In a previouis post I discussed the physics of hovering drones and helicopters. My interest in the physics of propellers was reignited by video discussing the possibility of a wind-powered vehicle to move faster than the wind (in the downwind direction).

The video describes a type a vehicle (Blackbird) and the physics involved.

After searching the web a while I found quite a few places where the propeller equation is derived and discussed, like this one. Unfortunately none of them are simple enough for me. They helped me understand that my analysis was quite wrong. Fortunately my conclusions were not so bad.

Using the momentum change of the air under the action of the blades of size \(R\) rotating at frequency \(f\) and advancing with \(V\), simple estimate of the thrust \(T\) can be obtained as follows:

\[T= K M (V_{displaced}-V_{relative}).\]

Here \(M = \rho_{air} f R^2 p,\) is the mass of the displaced air while \(V_{displaced}=f p,\) \(V_{relative}=V-V_{wind}\) and and \(K\) is some constant. The ‘pitch’ \(p\) is the linear amount of air displaced by the blades rotating once. For better agreement with data
some assume \(K=K\left(\frac{R}{p}\right)\) in order to take into account details of the aerodynamics.
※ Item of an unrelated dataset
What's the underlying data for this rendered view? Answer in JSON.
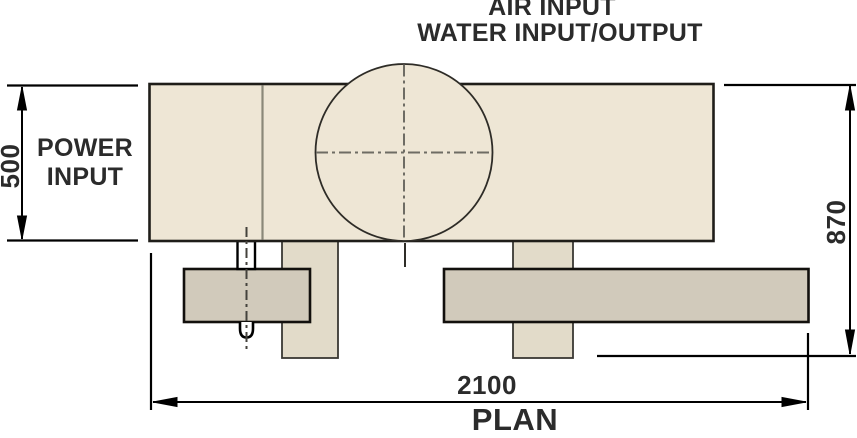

For the case of the hovering drone/helicopter we have the following relations for thrust and power:

\[T=K\left(\frac{R}{p}\right) \rho_{air} f^2 R^2 p^2, \quad P= L\left(\frac{R}{p}\right) \rho_{air} f^3 R^3 p^2\]
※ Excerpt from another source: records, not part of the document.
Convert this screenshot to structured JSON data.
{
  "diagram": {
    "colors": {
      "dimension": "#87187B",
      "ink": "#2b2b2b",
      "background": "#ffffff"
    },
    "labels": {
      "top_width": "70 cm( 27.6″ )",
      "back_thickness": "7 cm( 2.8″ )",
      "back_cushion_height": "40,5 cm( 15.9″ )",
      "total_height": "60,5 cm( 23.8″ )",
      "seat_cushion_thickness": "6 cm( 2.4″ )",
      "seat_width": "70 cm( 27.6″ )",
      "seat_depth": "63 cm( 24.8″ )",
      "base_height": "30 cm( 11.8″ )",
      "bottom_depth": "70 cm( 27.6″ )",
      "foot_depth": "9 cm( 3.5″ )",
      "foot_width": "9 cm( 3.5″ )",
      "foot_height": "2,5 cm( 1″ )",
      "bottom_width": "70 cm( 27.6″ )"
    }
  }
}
For simplicity we can consider that the structure factor \(\frac{R}{p}\) is fixed and defines a class of propellers. Among those propellers developing a certain level of thrust (vertical force) $T$ requires a power

\[P \sim \frac{\sqrt{T^3}}{R}\]

thus implying that the most efficient hovering is done with large propellers driven at low frequency. It should also be a large pitch propeller, given that we have assumed \(\frac{R}{p}\) is constant.

Getting back to the Blackbird driving downwind we have the equation:

\[T=K\left(\frac{R}{p}\right)\rho_{air} f R^2 p (f p - V + V_{wind})\]

It is tempting to assume that the coupling between the propeller and the wheels which \(f*d=V\) (\(d\) is also the length linking torque on the propeller and linear force on the wheels) will reduce to \(f*p=V\) in some reference frame. In this case

\[F=K\left(\frac{R}{p}\right) \rho_{air} R^2 V V_{wind}\]

which shows that it is the wind which drives the vehicle in front of it. The relation \(f*p=V\) could be the link to a geometrical interpretation of the “Down Wind Faster than Wind” mode of propulsion. As in the video above the propeller could be viewed as a wheel rolling on an imaginary track moving with the wind. We use the symbol \(F\) because this force driving the vehicle is not exactly the propeller thrust, and describes the action of the wind and the reaction of the wheels.

If I understand correctly the Blackbird can move both downwind and upwind. In the upwind direction the propeller acts as a wind turbine driving the wheels. The question is what happens if the land-yacht is stationary \(V=0\). Which way does it go? The last formula implies that the force is zero (small?) for stationary vehicles. Thus the \(V=0\) state is an equilibrium one, but non-stationary. Small perturbations will start the motion. My guess is that the relationship between the pitch of the propeller and the mechanics of the wheel-propeller coupling will determine which is the more probable mode.